KABUL: A Taliban official has said several girls and women were detained recently in Kabul for not covering themselves properly, after reports circulated of a crackdown in the Afghan capital.
In a video posted on social media Wednesday, security official Ehsanullah Saqib told a gathering of religious scholars in Kabul’s western Dasht-e-Barchi neighbourhood that in the past week “we have detained a number of women and girls who were without hijab, with the help of women police”.
Since returning to power in August 2021, Taliban authorities have imposed a strict interpretation of Islam, with women bearing the brunt of laws the United Nations has labelled “gender apartheid”.

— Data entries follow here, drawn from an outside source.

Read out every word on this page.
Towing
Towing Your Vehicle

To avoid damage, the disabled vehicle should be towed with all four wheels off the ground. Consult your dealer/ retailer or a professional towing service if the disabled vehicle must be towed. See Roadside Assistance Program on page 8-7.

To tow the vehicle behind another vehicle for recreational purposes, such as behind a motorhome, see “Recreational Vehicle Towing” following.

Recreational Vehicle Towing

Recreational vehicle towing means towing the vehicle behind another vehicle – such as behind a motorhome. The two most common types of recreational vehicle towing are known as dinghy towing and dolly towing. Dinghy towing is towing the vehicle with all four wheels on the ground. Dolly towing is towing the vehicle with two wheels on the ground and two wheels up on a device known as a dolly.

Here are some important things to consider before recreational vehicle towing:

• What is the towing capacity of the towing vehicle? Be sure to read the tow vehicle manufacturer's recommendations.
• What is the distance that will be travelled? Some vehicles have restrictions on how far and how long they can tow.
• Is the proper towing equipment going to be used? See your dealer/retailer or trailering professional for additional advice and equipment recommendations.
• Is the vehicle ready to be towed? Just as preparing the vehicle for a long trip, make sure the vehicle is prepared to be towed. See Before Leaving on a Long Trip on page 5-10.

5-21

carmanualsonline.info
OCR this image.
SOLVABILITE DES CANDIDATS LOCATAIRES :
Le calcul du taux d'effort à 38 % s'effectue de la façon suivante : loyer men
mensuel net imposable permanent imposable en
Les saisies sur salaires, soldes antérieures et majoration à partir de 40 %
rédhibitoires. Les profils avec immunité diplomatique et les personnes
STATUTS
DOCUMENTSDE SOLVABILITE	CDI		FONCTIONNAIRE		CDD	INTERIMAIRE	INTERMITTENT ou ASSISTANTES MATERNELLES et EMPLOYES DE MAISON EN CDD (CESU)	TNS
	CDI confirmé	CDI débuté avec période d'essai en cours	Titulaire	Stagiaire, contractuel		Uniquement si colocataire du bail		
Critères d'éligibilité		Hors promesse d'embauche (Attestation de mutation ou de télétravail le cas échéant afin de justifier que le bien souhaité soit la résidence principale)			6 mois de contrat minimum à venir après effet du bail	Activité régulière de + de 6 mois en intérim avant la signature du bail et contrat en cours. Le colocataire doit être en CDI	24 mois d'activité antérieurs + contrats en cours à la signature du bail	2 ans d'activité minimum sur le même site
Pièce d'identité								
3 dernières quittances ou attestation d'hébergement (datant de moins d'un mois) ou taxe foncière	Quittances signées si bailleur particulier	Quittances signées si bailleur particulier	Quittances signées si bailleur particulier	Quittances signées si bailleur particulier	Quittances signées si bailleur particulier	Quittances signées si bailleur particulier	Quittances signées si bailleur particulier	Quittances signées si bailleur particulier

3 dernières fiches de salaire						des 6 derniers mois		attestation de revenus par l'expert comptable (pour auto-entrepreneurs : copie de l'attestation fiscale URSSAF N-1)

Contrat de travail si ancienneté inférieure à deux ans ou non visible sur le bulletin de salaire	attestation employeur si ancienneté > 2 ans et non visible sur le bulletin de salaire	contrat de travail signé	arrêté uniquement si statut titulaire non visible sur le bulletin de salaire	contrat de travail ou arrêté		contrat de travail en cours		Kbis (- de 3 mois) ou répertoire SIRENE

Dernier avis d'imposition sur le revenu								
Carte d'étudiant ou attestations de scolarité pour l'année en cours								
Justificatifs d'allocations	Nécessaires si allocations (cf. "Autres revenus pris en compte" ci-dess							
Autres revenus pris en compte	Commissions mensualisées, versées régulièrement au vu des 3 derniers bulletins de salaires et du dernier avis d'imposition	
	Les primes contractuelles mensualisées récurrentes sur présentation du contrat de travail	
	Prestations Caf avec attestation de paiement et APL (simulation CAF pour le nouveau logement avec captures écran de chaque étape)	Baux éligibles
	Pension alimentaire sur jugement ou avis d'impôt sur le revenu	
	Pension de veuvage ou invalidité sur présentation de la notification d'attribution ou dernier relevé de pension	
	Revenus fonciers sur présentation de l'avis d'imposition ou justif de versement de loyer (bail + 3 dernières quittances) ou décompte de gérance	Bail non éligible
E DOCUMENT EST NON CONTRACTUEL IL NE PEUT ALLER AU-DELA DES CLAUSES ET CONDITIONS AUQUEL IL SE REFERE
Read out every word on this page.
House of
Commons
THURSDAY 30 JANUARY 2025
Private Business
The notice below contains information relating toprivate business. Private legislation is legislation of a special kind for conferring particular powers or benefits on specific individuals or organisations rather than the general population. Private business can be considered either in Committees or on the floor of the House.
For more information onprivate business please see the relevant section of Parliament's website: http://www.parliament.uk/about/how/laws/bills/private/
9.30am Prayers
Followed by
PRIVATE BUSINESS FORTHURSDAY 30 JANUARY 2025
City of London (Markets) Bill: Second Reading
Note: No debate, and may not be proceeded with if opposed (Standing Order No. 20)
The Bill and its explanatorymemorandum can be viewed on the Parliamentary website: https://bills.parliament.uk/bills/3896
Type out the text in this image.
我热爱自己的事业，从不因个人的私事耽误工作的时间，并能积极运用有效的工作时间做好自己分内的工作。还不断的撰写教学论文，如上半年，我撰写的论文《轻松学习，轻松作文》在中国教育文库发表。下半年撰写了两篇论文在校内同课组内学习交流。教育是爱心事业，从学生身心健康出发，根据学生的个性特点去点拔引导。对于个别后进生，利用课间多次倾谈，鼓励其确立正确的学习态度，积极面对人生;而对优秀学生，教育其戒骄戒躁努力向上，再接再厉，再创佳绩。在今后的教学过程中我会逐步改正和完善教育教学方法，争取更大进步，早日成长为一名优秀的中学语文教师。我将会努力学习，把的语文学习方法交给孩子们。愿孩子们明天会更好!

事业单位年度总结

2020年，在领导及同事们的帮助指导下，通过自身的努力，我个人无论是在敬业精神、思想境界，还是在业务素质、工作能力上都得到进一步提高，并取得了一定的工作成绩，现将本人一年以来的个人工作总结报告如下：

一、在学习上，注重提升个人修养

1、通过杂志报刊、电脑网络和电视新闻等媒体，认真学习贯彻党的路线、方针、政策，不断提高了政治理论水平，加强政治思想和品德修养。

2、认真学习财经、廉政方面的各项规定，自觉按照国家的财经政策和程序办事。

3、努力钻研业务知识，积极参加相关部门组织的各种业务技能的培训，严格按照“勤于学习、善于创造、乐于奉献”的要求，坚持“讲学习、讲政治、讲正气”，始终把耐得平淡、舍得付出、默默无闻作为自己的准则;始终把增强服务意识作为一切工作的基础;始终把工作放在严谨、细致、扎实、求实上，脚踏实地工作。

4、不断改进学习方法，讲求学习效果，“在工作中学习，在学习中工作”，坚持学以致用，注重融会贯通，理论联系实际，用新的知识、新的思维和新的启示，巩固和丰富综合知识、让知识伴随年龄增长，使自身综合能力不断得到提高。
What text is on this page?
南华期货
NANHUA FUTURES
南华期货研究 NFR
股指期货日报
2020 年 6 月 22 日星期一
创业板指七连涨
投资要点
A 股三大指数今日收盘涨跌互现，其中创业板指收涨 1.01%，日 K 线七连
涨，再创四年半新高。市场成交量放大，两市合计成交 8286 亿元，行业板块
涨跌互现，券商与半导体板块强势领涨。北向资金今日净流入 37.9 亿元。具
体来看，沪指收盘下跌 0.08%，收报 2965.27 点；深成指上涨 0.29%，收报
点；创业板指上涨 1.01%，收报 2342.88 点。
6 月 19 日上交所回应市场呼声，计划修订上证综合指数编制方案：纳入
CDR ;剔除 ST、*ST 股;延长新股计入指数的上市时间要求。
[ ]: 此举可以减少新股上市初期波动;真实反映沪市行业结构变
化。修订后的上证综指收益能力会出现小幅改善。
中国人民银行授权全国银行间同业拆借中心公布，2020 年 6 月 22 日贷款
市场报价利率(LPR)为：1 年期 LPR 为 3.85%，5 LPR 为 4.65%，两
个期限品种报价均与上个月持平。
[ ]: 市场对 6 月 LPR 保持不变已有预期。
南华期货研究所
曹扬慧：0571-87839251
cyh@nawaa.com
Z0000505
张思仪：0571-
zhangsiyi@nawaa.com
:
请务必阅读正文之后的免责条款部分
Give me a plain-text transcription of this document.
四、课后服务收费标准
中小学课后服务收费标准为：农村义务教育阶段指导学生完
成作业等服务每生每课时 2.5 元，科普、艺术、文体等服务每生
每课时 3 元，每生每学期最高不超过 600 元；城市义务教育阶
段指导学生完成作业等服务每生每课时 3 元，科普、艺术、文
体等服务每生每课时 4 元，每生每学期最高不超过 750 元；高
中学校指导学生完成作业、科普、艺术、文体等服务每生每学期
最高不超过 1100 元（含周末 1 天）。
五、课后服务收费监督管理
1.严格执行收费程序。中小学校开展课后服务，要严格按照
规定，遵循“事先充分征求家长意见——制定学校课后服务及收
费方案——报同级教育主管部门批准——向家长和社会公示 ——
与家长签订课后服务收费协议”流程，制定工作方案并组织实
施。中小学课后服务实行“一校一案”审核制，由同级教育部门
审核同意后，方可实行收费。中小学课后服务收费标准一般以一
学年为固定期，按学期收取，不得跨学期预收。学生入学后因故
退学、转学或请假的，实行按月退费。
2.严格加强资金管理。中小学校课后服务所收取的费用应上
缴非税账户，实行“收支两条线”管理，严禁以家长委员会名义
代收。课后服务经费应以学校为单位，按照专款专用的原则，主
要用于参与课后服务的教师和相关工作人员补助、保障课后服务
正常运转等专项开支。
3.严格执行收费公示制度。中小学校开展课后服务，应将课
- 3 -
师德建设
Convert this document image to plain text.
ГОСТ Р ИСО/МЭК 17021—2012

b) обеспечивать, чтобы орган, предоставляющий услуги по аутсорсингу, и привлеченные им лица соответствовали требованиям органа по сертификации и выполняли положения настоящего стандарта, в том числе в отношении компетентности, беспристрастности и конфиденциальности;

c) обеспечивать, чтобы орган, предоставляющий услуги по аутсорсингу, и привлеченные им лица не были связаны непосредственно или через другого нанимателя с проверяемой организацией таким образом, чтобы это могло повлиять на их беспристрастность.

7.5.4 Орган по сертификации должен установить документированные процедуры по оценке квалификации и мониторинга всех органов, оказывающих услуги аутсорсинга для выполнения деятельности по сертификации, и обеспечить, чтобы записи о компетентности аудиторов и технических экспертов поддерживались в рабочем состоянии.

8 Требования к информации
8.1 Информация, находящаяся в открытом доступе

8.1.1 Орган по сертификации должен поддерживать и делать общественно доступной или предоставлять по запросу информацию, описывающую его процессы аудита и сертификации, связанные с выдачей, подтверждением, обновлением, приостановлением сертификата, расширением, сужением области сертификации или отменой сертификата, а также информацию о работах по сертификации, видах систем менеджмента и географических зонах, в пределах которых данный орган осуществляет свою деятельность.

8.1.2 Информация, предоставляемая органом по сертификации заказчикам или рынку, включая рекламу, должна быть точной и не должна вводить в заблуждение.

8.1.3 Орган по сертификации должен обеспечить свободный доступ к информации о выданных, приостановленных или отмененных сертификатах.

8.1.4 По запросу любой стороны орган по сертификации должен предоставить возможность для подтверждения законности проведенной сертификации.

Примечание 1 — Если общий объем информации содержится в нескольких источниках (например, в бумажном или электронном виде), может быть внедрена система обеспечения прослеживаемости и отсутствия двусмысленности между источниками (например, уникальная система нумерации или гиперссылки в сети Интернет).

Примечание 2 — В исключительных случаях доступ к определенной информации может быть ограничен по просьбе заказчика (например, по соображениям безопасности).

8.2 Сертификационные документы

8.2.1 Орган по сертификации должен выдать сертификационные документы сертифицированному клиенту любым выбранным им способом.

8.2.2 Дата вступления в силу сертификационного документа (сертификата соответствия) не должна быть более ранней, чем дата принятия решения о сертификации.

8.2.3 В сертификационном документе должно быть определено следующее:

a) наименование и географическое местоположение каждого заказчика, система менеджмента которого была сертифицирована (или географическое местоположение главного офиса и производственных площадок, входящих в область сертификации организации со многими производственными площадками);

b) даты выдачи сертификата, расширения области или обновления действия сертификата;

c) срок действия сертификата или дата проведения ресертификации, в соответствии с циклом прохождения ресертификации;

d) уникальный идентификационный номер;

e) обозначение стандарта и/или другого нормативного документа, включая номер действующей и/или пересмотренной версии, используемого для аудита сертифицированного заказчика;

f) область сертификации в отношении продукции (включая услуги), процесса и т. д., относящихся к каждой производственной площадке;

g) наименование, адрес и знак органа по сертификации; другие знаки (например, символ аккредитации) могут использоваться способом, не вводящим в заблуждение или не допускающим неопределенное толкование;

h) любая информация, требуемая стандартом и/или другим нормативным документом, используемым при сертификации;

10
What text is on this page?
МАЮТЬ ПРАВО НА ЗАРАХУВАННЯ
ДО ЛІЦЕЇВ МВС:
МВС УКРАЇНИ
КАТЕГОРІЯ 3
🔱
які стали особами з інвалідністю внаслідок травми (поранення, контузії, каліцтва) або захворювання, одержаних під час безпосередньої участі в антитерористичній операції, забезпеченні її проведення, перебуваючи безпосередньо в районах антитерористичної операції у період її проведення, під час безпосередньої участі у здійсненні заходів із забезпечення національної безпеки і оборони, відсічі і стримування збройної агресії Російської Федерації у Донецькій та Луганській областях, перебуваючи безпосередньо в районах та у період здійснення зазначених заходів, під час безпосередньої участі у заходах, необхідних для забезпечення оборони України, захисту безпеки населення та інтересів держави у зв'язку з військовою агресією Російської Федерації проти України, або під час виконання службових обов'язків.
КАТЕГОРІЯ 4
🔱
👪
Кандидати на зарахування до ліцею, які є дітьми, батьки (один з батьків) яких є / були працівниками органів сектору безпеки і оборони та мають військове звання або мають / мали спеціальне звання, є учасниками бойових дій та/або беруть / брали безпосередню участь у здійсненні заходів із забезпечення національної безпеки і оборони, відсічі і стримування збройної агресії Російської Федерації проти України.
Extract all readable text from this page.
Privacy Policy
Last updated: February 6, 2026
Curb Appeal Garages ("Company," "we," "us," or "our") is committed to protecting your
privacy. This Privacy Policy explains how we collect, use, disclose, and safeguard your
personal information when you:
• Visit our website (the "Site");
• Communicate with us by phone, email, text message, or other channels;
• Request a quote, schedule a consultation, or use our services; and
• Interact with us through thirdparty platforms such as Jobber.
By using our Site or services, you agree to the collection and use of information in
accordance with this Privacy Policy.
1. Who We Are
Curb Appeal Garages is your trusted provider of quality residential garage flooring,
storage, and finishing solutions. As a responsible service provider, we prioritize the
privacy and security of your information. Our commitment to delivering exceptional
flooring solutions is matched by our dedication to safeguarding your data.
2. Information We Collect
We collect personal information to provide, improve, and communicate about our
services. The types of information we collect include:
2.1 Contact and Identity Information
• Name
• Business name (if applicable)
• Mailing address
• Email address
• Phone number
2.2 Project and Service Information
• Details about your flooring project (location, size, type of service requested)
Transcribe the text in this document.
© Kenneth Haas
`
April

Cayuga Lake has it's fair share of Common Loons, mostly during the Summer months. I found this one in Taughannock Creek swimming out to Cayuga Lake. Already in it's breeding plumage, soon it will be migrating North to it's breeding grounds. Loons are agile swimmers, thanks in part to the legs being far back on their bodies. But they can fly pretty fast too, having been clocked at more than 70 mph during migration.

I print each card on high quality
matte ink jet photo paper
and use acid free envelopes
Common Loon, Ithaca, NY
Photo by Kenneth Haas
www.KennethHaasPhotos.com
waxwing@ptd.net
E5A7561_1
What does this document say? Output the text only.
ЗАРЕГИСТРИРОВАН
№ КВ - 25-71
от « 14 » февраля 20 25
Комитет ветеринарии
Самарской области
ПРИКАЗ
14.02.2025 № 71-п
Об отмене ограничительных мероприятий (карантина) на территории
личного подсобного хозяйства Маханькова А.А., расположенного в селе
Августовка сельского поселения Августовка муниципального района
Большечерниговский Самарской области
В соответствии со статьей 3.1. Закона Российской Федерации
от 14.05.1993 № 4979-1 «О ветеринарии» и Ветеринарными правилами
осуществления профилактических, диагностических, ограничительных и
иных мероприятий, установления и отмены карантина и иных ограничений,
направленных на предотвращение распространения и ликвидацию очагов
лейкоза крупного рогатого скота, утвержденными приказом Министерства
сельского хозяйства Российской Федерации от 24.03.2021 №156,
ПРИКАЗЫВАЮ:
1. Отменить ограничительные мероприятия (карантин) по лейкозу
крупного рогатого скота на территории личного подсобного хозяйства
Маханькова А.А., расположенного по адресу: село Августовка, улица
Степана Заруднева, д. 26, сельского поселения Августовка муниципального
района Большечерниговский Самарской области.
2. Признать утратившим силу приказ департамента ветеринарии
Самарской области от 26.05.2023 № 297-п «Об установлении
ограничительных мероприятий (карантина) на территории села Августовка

Women have been squeezed from public life, barred from travelling without a male relative and ordered to cover everything but their hands and eyes when outside the home, though many women still go out in Kabul without covering their mouths.
Ehsanullah, addressing the gathering on Tuesday according to the video posted on X by Khaama Press and Amu TV, said the women and girls were detained because they were “totally without hijab”, wearing trousers or leggings and dresses, instead of a garment that loosely covers the whole body.
“They were arrested to inform their families that their sister, daughter or wife roams without hijab and they should prevent this,” he said.
Abdul Ghafar Sabawoon, spokesman for the Ministry for the Prevention of Vice and Promotion of Virtue, told AFP the women had “only been advised by female police to have greater respect and dignity (in observing hijab)”.